Laquest Sirls, 23, was taken into custody and booked into Dallas County jail in lieu of a $1.5 million bond.

Sirls was recently on probation after pleading guilty to charges of aggravated robbery in 2021, according to The Dallas Morning News.

He now is being held on one count of murder stemming from a shooting incident that left a woman dead and four others injured.

Officers from the Dallas Police Department were called to the 3000 block of Al Lipscomb Way in the early hours of July 16 on reports of shots fired. At the scene, officers discovered 24-year-old Shaniah Jones, who was unresponsive, and four unnamed victims suffering non-life-threatening gunshot wounds.

All five victims had been attending a block party being thrown in the area when multiple unidentified individuals wearing ski masks began firing at the crowd from a dark SUV.

As indicated by an arrest affidavit, surveillance footage from the scene taken before the shooting showed Sirls driving what is believed to be the same vehicle, according to Fox 4 KDFW.

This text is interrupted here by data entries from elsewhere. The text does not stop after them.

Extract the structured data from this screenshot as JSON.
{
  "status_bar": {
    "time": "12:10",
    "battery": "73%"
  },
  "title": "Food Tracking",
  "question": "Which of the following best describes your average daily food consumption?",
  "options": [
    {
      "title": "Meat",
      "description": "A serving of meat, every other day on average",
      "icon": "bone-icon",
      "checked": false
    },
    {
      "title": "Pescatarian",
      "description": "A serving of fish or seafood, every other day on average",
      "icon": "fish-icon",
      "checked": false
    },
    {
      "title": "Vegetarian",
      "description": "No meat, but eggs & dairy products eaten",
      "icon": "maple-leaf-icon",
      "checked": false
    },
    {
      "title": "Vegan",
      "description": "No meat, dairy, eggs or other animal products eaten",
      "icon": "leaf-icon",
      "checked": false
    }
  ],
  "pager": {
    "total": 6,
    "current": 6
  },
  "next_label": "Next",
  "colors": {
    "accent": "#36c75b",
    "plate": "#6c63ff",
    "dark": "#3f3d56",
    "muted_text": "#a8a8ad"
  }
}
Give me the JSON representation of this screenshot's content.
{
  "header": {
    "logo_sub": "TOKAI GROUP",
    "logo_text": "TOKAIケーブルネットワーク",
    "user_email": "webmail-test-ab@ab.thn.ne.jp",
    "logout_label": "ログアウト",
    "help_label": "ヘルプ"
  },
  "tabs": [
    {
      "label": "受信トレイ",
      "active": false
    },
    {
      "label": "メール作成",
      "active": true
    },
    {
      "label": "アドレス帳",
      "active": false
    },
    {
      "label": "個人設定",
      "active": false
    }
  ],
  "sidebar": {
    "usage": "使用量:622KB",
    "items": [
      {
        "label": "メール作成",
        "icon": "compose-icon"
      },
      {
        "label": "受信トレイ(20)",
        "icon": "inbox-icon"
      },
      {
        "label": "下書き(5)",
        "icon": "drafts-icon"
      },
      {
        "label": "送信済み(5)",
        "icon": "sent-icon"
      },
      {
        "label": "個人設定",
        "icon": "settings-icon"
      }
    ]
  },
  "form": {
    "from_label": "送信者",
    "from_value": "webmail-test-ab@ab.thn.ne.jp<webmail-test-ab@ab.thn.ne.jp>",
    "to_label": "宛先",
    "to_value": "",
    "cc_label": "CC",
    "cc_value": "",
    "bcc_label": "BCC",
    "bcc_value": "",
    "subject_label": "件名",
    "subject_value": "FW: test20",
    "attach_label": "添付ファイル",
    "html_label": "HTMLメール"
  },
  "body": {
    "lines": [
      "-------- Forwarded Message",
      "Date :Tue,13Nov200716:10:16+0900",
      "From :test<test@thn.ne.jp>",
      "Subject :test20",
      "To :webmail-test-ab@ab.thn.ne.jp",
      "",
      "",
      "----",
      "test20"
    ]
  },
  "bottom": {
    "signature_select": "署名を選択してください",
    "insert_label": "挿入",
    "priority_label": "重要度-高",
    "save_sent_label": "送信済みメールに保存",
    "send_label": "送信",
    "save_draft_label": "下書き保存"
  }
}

Records also allegedly pinpointed Sirls’ phone to be in the vicinity of where the vehicle involved in the shooting was later abandoned.

Jones was the mother of two children, a 2-year-old son and a 1-year-old daughter.

“Shaniah was a ray of sunshine to all who knew her,” read a GoFundMe page set up in her children’s names. The fundraising initiative had raised $6,879 as of September 1.

The shooting incident occurred in District 7, which is represented by Council Member Adam Bazaldua.

Dallas has seen 166 homicides as of September 1, according to the City of Dallas Open Data crime overview dashboard. This marks a 6.7% increase year over year, with the DPD’s ability to respond to violent crime hampered by an ongoing shortage of police officers.

A City report previously advised that a city the size of Dallas needs to be policed with about 4,000 officers, yet it is currently served by about 3,100 sworn officers.

While Downtown Dallas in particular regularly logs high crime rates, the downtown area of neighboring Fort Worth, where a special police unit works alongside private security guards to monitor the area, sees considerably less crime.